Mahkeme kararının müddeti içinde temyizen tetkiki borçlu vekili tarafından istenmesi üzerine bu işle ilgili dosya mahallinden daireye gönderilmiş olmakla okundu ve gereği görüşülüp düşünüldü:

Kural olarak ileride doğacak muhtemel bir hakkın haczi mümkün değildir.

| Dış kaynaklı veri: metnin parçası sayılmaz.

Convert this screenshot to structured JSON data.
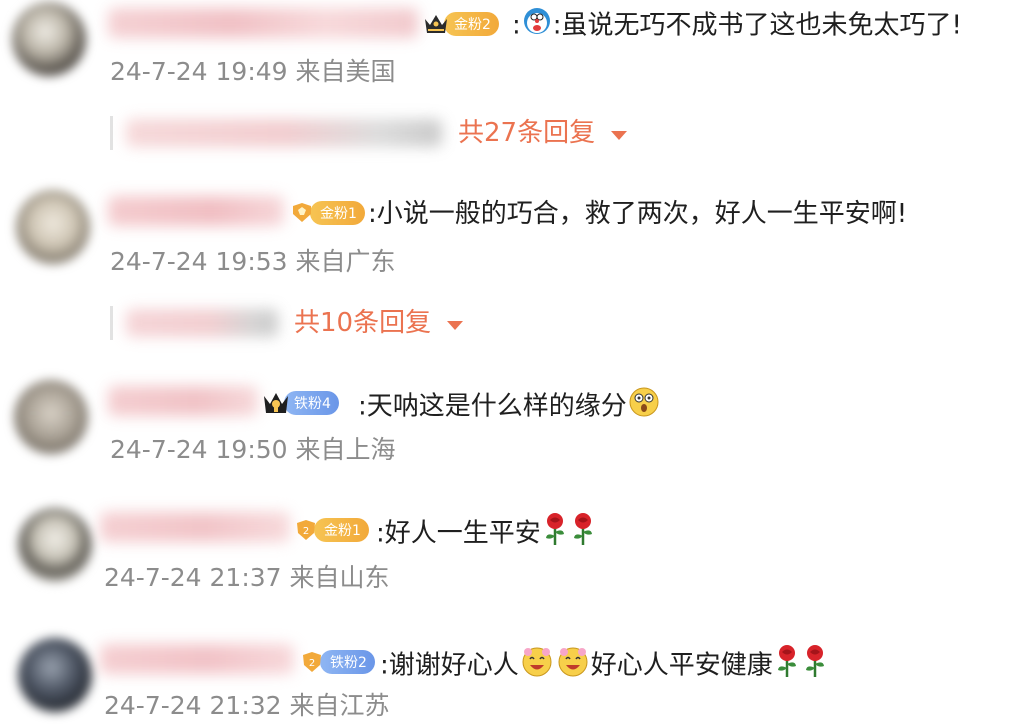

Bu nedenle İİK'nun 89. maddesi gereğince 3. şahsa, borçlunun nezdinde doğmuş ve doğacak hak ve alacaklarının haczini şeklinde haciz ihbarnamesinin çıkarılması halinde 3. şahsın sorumluluğu haciz müzekkeresinin kendisine ulaştığı tarihteki mevcut durumla (fiili durumla) sınırlı olacağından ileride doğacak, doğması muhtemel bu hakkın bu aşamada 3. şahısça net olarak bilinmesi mümkün olmadığından bu şekilde çıkarılan haciz ihbarnamesi yukarıda açıklanan nedenle muhtemel alacaklar açısından sonuç doğurmaz. İcra mahkemesine başvuran borçlunun şikayetinin bu kurallar ışığında değerlendirilerek oluşacak sonuca göre bir karar vermek gerekirken istemin reddi isabetsizdir.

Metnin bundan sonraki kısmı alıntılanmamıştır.